In 2020, the Newcomer Education Coalition released The State of Equity in Education Report to advocate for more representations of racialized newcomers among school staff and boards in Manitoba. As the report states, “In 2018, of the 54 school trustees on the school boards of the six school divisions in the city of Winnipeg, only 3 are trustees who are persons from racialized communities.” The report also emphasizes on the important role that school boards can play in leading and influencing decisions on equity policies and practices. For these reasons, community advocates want school divisions to be more “intentional and accountable” about addressing equity in schools. This will ensure that the curriculum, programs, and activities are more appropriate and responsive to the education needs of racialized families. Bill 64 does the very opposite by ignoring the needs of students based on their race or any other equity issue.
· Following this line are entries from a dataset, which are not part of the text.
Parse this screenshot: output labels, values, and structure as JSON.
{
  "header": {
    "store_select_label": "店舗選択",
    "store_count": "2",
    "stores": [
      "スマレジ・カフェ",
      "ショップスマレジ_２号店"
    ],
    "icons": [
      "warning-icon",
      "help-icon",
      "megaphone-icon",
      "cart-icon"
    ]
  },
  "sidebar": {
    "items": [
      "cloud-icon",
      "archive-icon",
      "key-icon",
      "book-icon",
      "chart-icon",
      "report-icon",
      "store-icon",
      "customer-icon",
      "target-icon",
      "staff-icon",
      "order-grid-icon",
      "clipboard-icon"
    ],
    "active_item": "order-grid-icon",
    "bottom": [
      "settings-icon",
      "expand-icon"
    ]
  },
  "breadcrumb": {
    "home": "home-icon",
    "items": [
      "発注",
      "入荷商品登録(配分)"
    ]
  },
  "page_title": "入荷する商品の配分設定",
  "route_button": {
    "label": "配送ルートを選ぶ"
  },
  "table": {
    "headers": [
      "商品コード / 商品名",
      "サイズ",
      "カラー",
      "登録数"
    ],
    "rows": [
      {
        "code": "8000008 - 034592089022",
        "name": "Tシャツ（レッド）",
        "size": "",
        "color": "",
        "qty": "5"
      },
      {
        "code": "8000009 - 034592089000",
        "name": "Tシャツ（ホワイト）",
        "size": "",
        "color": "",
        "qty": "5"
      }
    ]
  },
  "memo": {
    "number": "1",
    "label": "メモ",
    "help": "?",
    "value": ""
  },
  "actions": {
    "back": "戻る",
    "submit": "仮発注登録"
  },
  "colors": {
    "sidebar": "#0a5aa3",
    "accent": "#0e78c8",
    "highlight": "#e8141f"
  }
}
Racialized students, especially those who identify as Indigenous and Black, continue to face racism in schools. They are disproportionately represented in school discipline and suspensions. Racialized students also are often streamlined into lower track education programs, if not pushed to criminalization, often referred to as the school-to-prison pipeline. Racialized students must cope with negative educational outcomes and its impact on their mental health and well-being with limited to no supports. By neglecting to focus on equity-seeking groups, Bill 64 promotes the “organized abandonment” of racialized communities (a term used by Ruth Wilson Gilmore to refer to a strategy of capitalist state development to exploit the most vulnerable and racialized communities).

In a push to further undermine racialized communities, Bill 64 plans to shirk public accountability by excluding the voices of racialized communities. Most racialized communities live in Winnipeg. The proposed changes will reduce the 37 school divisions to 15 catchment areas, each with one representative, not proportional to student population. In doing so, the Winnipeg catchment area will be given one voice to represent 55% of Manitoba’s student of colour population. The voices of equity-seeking groups in Winnipeg will be muffled.

The decrease in public accountability is accompanied by increased government control of schools. Communities Not Cuts Manitoba have highlighted in their hashtag #StopBill64 that the government plans to “eliminate elected school boards and replace them with an appointed – unaccountable – panel to oversee education for the entire province.” The appointed panel is politically influenced and, most likely, will not be reflecting the various racialized communities in Winnipeg.

By pushing for more government control along with equity blind policies, the proposed document, if passed into law, is very damaging in a province that is designed and maintained through conditions of inequities. This will further privilege white-middle-class lives and provide a school culture that is more accommodating of white supremacy. We need to work towards dismantling racist policies and institutions to create conditions of care. Bill 64 will make it more difficult than it already is to advocate for opportunities and supports for racialized communities.